— Тебя это очень волнует?
Чжоу Тун не ответил.
— Я, честно говоря, завидую таким отношениям — особенно когда смотрю на тебя. — Говоря это, Шао Цзысюнь смотрел прямо в глаза Чжоу Туна с улыбкой; но сам он лучше всех чувствовал, что мышцы лица напряжены от волнения.
Он не знал, какой будет реакция собеседника — это было невозможно предсказать.
Если Чжоу Тун проявит сильное отвращение, как ему свести это к шутке, чтобы сохранить существующие отношения?
Если ему удастся свести это к шутке, сможет ли он испытать хоть малейшее удовлетворение от такого хрупкого равновесия, достигнутого с таким трудом?

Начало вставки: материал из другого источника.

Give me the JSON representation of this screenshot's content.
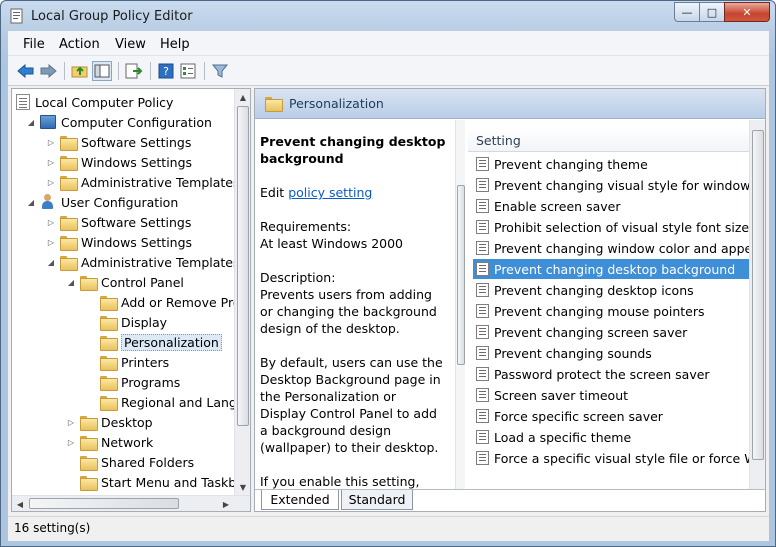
{
  "window": {
    "title": "Local Group Policy Editor",
    "minimize_glyph": "—",
    "maximize_glyph": "□",
    "close_glyph": "✕"
  },
  "menu": [
    "File",
    "Action",
    "View",
    "Help"
  ],
  "tree": {
    "nodes": [
      {
        "label": "Local Computer Policy",
        "icon": "policy-doc-icon",
        "toggle": ""
      },
      {
        "label": "Computer Configuration",
        "icon": "computer-icon",
        "toggle": "collapse"
      },
      {
        "label": "Software Settings",
        "icon": "folder-icon",
        "toggle": "expand"
      },
      {
        "label": "Windows Settings",
        "icon": "folder-icon",
        "toggle": "expand"
      },
      {
        "label": "Administrative Templates",
        "icon": "folder-icon",
        "toggle": "expand"
      },
      {
        "label": "User Configuration",
        "icon": "user-icon",
        "toggle": "collapse"
      },
      {
        "label": "Software Settings",
        "icon": "folder-icon",
        "toggle": "expand"
      },
      {
        "label": "Windows Settings",
        "icon": "folder-icon",
        "toggle": "expand"
      },
      {
        "label": "Administrative Templates",
        "icon": "folder-icon",
        "toggle": "collapse"
      },
      {
        "label": "Control Panel",
        "icon": "folder-icon",
        "toggle": "collapse"
      },
      {
        "label": "Add or Remove Pro",
        "icon": "folder-icon",
        "toggle": ""
      },
      {
        "label": "Display",
        "icon": "folder-icon",
        "toggle": ""
      },
      {
        "label": "Personalization",
        "icon": "folder-icon",
        "toggle": "",
        "selected": true
      },
      {
        "label": "Printers",
        "icon": "folder-icon",
        "toggle": ""
      },
      {
        "label": "Programs",
        "icon": "folder-icon",
        "toggle": ""
      },
      {
        "label": "Regional and Langu",
        "icon": "folder-icon",
        "toggle": ""
      },
      {
        "label": "Desktop",
        "icon": "folder-icon",
        "toggle": "expand"
      },
      {
        "label": "Network",
        "icon": "folder-icon",
        "toggle": "expand"
      },
      {
        "label": "Shared Folders",
        "icon": "folder-icon",
        "toggle": ""
      },
      {
        "label": "Start Menu and Taskb",
        "icon": "folder-icon",
        "toggle": ""
      }
    ]
  },
  "right_header": {
    "title": "Personalization"
  },
  "description": {
    "title": "Prevent changing desktop background",
    "edit_prefix": "Edit",
    "edit_link": "policy setting",
    "requirements_label": "Requirements:",
    "requirements_value": "At least Windows 2000",
    "description_label": "Description:",
    "description_text": "Prevents users from adding or changing the background design of the desktop.",
    "by_default_text": "By default, users can use the Desktop Background page in the Personalization or Display Control Panel to add a background design (wallpaper) to their desktop.",
    "if_enable_text": "If you enable this setting,"
  },
  "settings_list": {
    "column_header": "Setting",
    "items": [
      "Prevent changing theme",
      "Prevent changing visual style for windows and buttons",
      "Enable screen saver",
      "Prohibit selection of visual style font size",
      "Prevent changing window color and appearance",
      "Prevent changing desktop background",
      "Prevent changing desktop icons",
      "Prevent changing mouse pointers",
      "Prevent changing screen saver",
      "Prevent changing sounds",
      "Password protect the screen saver",
      "Screen saver timeout",
      "Force specific screen saver",
      "Load a specific theme",
      "Force a specific visual style file or force Windows Classic"
    ],
    "selected_index": 5
  },
  "tabs": [
    "Extended",
    "Standard"
  ],
  "active_tab": "Extended",
  "status": {
    "text": "16 setting(s)"
  },
  "colors": {
    "selection": "#3f8fd8",
    "link": "#0a5bc4",
    "header": "#b9cde6"
  }
}
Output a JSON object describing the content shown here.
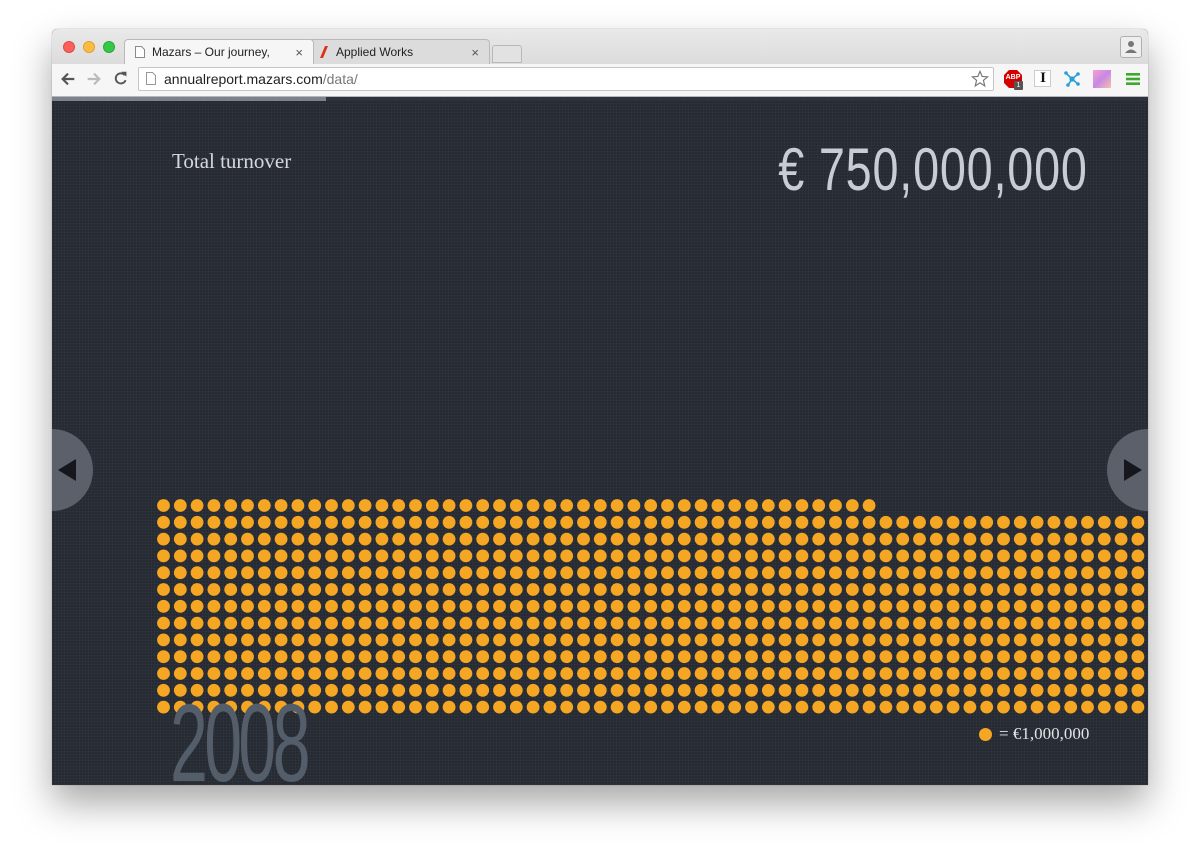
{
  "browser": {
    "tabs": [
      {
        "title": "Mazars – Our journey, told",
        "active": true
      },
      {
        "title": "Applied Works",
        "active": false
      }
    ],
    "close_glyph": "×",
    "url_host": "annualreport.mazars.com",
    "url_path": "/data/",
    "extensions": [
      "adblock-plus-icon",
      "instapaper-icon",
      "molecule-icon",
      "color-picker-icon",
      "menu-icon"
    ],
    "adblock_label": "ABP",
    "adblock_count": "1",
    "instapaper_label": "I"
  },
  "page": {
    "progress_fraction": 0.25,
    "metric_label": "Total turnover",
    "metric_value": "€ 750,000,000",
    "year": "2008",
    "legend_text": "= €1,000,000",
    "colors": {
      "background": "#262a33",
      "dot": "#f5a623",
      "year": "#545d6a",
      "arrow_bg": "#5b606a"
    },
    "dot_grid": {
      "rows": 13,
      "columns": 59,
      "first_row_count": 43,
      "total": 750
    }
  }
}
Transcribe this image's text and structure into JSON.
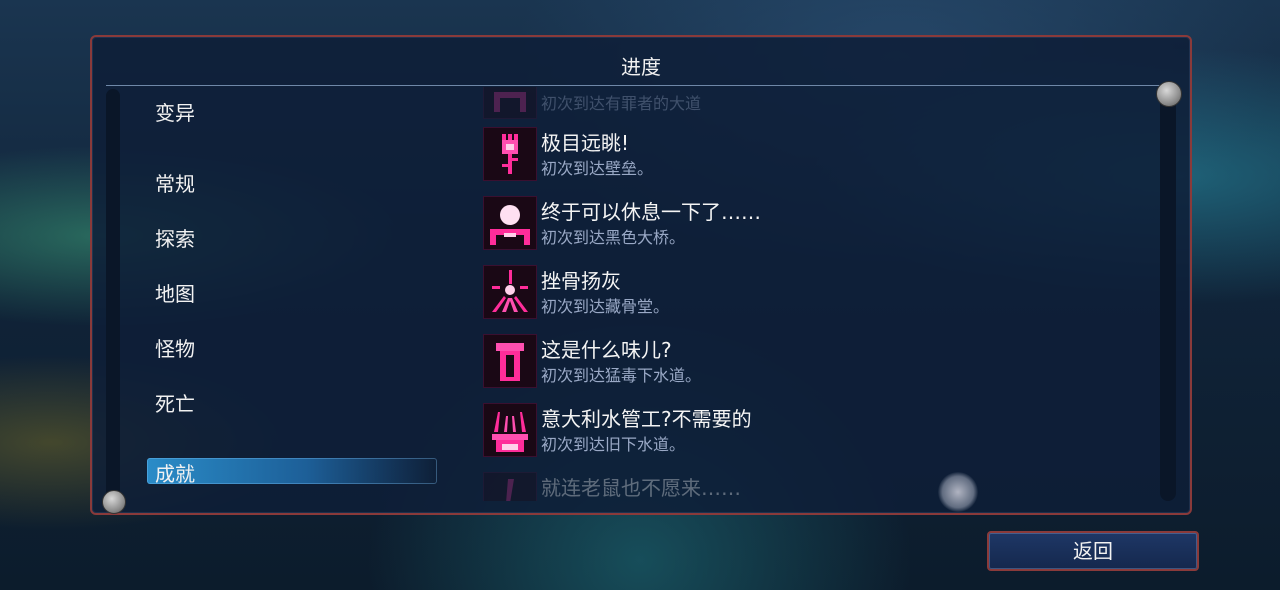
{
  "panel": {
    "title": "进度"
  },
  "categories": [
    {
      "label": "变异",
      "selected": false
    },
    {
      "label": "常规",
      "selected": false
    },
    {
      "label": "探索",
      "selected": false
    },
    {
      "label": "地图",
      "selected": false
    },
    {
      "label": "怪物",
      "selected": false
    },
    {
      "label": "死亡",
      "selected": false
    },
    {
      "label": "成就",
      "selected": true
    }
  ],
  "achievements": [
    {
      "name": "",
      "desc": "初次到达有罪者的大道",
      "icon": "gate-icon"
    },
    {
      "name": "极目远眺!",
      "desc": "初次到达壁垒。",
      "icon": "tower-icon"
    },
    {
      "name": "终于可以休息一下了……",
      "desc": "初次到达黑色大桥。",
      "icon": "bridge-icon"
    },
    {
      "name": "挫骨扬灰",
      "desc": "初次到达藏骨堂。",
      "icon": "ossuary-icon"
    },
    {
      "name": "这是什么味儿?",
      "desc": "初次到达猛毒下水道。",
      "icon": "sewer-pipe-icon"
    },
    {
      "name": "意大利水管工?不需要的",
      "desc": "初次到达旧下水道。",
      "icon": "old-sewer-icon"
    },
    {
      "name": "就连老鼠也不愿来……",
      "desc": "",
      "icon": "rat-icon"
    }
  ],
  "back_button": {
    "label": "返回"
  },
  "colors": {
    "accent": "#e0147a",
    "panel_border": "#8a3a3a",
    "selected": "#2a8cc8"
  }
}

Не видя конца, он не смел делать выводы, и даже пожалел, что сказал это слишком рано и слишком поспешно, забыв, что годы его колебаний уже опровергли бы любое описание его как опрометчивого.
Внутреннее беспокойство заставило его почти забыть о базовой дистанции, которую следует соблюдать во время разговора, забыть, что эта дистанция достаточна, чтобы почувствовать дыхание собеседника, и что ритм его дыхания передает такое же напряжение.
Верхняя часть тела Шао Цзысюня по-прежнему была ближе к Чжоу Туну, одна рука опиралась на журнальный столик, другая — на пол, и в нескольких дюймах перед ним были широко раскрытые глаза Чжоу Туна.
Неужели ему придется снова, как в тот раз в родном городе Чжоу Туна, просто неловко ждать, пока другой закончит эту ситуацию?
Если нет, то есть два варианта: либо сейчас отступить, рассмеяться и притвориться, что только что сказал, возможно, немного неуместную шутку — может быть, еще не поздно; либо, не обращая ни на что внимания, обнять его или даже предпринять дальнейшие действия — судя по их нынешним позам, это не составит труда, займет немного времени, риск чрезвычайно высок, но потенциальная выгода значительна, однако… если действительно так поступить, это будет невозможно объяснить.
Объяснить — это еще мягко сказано.
Возможно, даже шанса вернуться назад не будет.
В этот момент в его голове без всякой причины возникла ситуация, когда два незнакомца, лишенные всякой синхронности, встречаются в узком проходе и не могут разойтись.
Если представить это в движениях, то получится довольно нелепое покачивание вперед-назад и из стороны в сторону.
— Нужно держаться.
Шао Цзысюнь так настраивал себя психологически и давал себе поведенческие установки, ясно осознавая резкий контраст между физическим и психологическим временем.
Прошедшие несколько лет уже дали очень неплохие результаты.
Отступить — не значит, что море станет шире и небо светлее, но шаг вперед, скорее всего, приведет к провалу.
Возможно, он не из смелых; наоборот, он просто трус.
В конце концов, он просто боялся потерять то, что уже имел, поэтому у него не хватало смелости даже рискнуть, и он собирался назвать это красивым словом "долгосрочные инвестиции".
Шао Цзысюнь вдруг почувствовал, что хочет обругать себя восемьсот раз.
Это был не первый раз, когда он совершал поступки, противоречащие его обычному беззаботному образу, особенно перед Чжоу Туном.
Из-за чрезмерного волнения он сам не замечал выражения лица Чжоу Туна, находившегося так близко.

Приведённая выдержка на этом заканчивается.